What we cannot allow is acting like the women are constantly lying, these instances are too sensitive and all circumstantial. Evil comes in many forms however there are blanketed cases such as Lizzy Seeberg. In 2011 this St. Mary’s college student was raped by a Notre Dame football player. Lizzy went to the police to report the crime, and a friend of the player sent her a series of texts saying “Don’t do anything you would regret, messing with Notre Dame football is a bad idea,” according to the Washington Post.
Ten days after reporting the attack to campus police, Seeberg committed suicide. Investigators never interviewed the accused player until five days after her death, yet they were relentless in investigating Lizzy herself, going as far to debrief a former roommate at another school. Her close friend that inevitably found her was reportedly too afraid to even tell anyone, after witnessing what the university was putting Seeberg through in those ten days. The player was never convicted and never sat out a game.
Thankfully the media has done its part in exposing, and in some cases reminding us, that this is something that is just allowed to happen, that priority number one with these crimes is not to seek justice but to prevent exposure of it’s happening. Because of this, those with appellate power bring war to these victims, excused by the notion that these situations are too catastrophic for the legacies of these celebrities and the organizations. But is it really?
Two well-respected and well-recognized figures in the game of basketball, Dallas Mavericks owner Mark Cuban and Michigan State head basketball coach Tom Izzo, are guilty of covering up harassment and assault in their organizations. An investigative report done by Sports Illustrated revealed an ongoing-series of workplace misogyny in the Mavericks organization. Then team President & CEO Terdema Ussery was exposed getting in elevators with female staff and uttering claims such as “You’re going to get gang-banged, you’re definitely going to get gang-banged this weekend.”
The team’s beat-writer at the time pleaded guilty to eventually dropped charges of beating his girlfriend to a pulp, never faced punishment from the team, dated a female colleague years later and eventually assaulted her as well, to which he still continued working for the team after. These were far from the only examples, with former employees labeling it “a real life Animal House” and having to accept that men in the organization were given the leeway to do whatever they pleased to these women.
Michigan State athletics are now notorious in this regard because of Larry Nassar, but he was far from the only spot of filth in the school’s athletic department. Tom Izzo, who has won championships and is a deity of that campus, in 2011 was made well aware of a staff assistant named Travis Walton belligerently assaulting his partner numerous times and two of his players raping a freshman at her orientation.
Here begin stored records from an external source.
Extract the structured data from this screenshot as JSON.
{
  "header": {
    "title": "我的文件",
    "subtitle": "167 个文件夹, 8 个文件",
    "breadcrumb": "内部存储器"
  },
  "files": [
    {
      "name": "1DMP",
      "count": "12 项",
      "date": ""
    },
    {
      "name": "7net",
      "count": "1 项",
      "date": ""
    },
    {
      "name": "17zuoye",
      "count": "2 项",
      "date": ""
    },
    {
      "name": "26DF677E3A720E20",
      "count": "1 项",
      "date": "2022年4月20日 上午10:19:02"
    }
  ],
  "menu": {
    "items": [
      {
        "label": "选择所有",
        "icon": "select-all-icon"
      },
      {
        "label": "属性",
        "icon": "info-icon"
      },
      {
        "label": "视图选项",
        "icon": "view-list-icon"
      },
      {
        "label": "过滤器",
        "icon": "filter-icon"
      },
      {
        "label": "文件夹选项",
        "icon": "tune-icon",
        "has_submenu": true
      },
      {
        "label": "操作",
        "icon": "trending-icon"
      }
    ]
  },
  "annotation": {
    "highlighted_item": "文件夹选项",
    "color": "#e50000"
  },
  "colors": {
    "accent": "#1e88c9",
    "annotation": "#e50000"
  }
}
Nobody was executed from the program and both of those players, Adreian Payne and Keith Appling, spent time in the NBA before the Detroit Free Press exposed them.
The final point I want to make in terms of damaged reputation is a tale of the friendship between Kobe Bryant and Michael Jackson, who grew a great bond after Jackson got Kobe’s number and reached out to him after being drafted. Both would face sexual abuse allegations around the same time in the early 2000’s and we have believable evidence that both were likely innocent. This didn’t change that the public perception of both was destroyed, and the world saw the King of Pop go off the deep end as a result. Kobe on the other hand, took the hate he knew he’d inevitably receive and became the Mamba. He embraced being hated, dedicated himself to self-improvement and became a cultural hero off the court and a true advocate for women’s athletics.
If you take away anything from this, simply be aware that this is a legitimate issue in the world of sports and culture and the fact that these organizations will go to no end to make sure you’re oblivious to it should feel like a slap in the face. Treat every instance of this kind as its own case, and don’t let anything aside from your interpretation of the occurrence affect your thoughts on it. There are too many women falling helpless to the power of men because they are convinced that the truth will do nothing for them. We cannot tolerate domestic and sexual assault being treated as anything other than a purely inhumane crime suitably punishable by life in a box.